Thread-splitting, architectural schema, distortions found in monograms, and whipstitching—typically used to close seams—have been employed to bring relief and color to the slipcase surfaces. Hand-beaded currency tokens accompany QALDERA: trading and marking altered labor within precarious identification.
Pocket III : Run O’ The River / Bitter Medicine (I–III)
2020–2022, FLASH-FICTION PUBLICATION
ROTR-BM (I–III) reflects on the shapeshifting and sensorial identities of language, the voice in speech, as it gathers and moves in-between marginal and non-marginal gait. With its eight poems, this book of flash-fiction and emotion provides a way of looking at empire—the Ego, the Environment, the Complicit—processing with imagination on what we search for after trauma, loss, or injustice.

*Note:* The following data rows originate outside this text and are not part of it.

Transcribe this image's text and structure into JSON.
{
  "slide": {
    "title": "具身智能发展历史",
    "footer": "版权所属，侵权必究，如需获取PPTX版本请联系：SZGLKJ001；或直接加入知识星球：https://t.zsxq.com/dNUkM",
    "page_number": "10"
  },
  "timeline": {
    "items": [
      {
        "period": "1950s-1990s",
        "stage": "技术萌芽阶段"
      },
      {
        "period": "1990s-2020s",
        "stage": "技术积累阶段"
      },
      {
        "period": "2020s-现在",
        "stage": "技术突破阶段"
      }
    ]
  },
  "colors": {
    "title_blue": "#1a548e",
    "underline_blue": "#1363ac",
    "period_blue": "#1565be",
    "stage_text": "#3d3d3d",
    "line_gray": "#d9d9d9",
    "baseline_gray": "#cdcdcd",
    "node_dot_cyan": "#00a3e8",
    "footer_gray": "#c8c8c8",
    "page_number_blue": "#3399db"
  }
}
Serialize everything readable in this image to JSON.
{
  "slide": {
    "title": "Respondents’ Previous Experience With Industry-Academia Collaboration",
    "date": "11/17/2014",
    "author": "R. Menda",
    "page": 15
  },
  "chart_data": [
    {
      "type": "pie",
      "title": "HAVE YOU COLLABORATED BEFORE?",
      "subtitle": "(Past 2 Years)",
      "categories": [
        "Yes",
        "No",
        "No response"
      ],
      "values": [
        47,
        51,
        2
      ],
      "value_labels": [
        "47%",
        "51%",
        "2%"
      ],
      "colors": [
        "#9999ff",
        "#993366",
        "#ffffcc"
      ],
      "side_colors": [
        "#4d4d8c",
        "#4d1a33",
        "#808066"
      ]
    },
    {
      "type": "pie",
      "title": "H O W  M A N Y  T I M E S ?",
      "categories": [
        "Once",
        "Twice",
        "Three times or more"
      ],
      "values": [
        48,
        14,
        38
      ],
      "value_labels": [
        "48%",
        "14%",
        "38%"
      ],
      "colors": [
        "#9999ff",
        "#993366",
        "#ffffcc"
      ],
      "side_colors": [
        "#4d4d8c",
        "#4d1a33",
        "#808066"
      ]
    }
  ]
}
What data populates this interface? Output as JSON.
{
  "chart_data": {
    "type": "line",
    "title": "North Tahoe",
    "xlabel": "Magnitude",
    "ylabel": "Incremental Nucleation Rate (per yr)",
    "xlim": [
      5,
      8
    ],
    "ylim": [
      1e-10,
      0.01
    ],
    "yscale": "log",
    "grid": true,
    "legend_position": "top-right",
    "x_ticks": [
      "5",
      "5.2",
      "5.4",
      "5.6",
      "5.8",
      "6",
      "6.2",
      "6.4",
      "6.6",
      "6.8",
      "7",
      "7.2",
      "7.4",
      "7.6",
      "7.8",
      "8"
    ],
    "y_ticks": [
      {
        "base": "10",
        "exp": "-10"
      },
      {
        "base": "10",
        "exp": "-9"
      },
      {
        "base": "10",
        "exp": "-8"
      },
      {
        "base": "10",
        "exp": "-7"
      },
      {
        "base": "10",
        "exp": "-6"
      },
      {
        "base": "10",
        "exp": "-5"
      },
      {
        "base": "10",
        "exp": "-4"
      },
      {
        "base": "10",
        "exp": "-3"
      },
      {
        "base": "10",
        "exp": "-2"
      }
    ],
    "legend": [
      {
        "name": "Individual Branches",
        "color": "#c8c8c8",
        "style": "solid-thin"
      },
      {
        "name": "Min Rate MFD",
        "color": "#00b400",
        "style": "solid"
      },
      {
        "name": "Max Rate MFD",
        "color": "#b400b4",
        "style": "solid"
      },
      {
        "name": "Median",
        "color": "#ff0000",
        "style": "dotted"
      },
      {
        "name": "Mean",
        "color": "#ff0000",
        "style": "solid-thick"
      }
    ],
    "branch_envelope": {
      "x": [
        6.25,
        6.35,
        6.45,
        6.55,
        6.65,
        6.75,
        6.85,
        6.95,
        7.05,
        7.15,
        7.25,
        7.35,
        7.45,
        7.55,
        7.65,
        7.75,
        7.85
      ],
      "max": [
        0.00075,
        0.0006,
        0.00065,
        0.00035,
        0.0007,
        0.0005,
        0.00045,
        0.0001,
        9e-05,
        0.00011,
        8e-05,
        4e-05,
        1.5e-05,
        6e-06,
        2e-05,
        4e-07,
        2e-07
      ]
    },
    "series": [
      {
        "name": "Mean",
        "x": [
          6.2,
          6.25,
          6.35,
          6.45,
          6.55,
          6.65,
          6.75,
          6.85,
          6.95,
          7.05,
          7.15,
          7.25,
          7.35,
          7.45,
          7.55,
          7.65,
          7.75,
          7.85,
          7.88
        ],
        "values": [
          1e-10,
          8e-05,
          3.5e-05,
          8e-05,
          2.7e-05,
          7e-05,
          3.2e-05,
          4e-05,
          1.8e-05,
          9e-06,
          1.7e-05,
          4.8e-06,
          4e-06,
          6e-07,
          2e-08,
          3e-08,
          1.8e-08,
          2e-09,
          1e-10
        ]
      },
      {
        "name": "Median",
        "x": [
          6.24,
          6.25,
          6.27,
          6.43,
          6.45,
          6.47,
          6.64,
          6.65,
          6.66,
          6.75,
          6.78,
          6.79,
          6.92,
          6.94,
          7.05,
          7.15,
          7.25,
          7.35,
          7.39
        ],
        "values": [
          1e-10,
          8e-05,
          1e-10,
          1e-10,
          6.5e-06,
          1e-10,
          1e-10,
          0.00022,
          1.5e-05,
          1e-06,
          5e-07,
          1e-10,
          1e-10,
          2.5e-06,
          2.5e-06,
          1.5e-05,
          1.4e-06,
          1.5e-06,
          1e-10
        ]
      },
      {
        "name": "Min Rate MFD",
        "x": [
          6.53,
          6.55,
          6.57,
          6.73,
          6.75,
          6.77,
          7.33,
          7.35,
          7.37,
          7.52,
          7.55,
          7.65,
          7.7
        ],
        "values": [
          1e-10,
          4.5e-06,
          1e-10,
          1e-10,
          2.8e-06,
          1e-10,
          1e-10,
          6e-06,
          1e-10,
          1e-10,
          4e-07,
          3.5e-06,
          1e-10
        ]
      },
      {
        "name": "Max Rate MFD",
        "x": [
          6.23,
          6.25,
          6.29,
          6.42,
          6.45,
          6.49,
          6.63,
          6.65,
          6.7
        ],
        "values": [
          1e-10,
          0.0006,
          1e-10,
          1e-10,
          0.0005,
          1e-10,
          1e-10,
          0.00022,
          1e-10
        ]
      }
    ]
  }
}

Run O’ The River / Bitter Medicine embeds Linda’s internal and esoteric landscapes shaped by the 2020 New York pandemic, where fissures and oblique intersections both conceal and reveal. Poems, drawings, encoded glyphs articulate psychic micro-climates in a frayed environment, depicting misalignments, registers of the print that obscure or score the dailyness of linguistics and orality.
Letterpress printed and aligned like textiles, the glyphs form patterned repetitions, encoding encryption into paper. Each symbol is not only written but worn, like embroidery across the page. The flocked surfaces with sun gold mica amplify the poems’ luminosity: catching light as you move, the pages reflect a shifting identity back to the reader, carrying glow and code.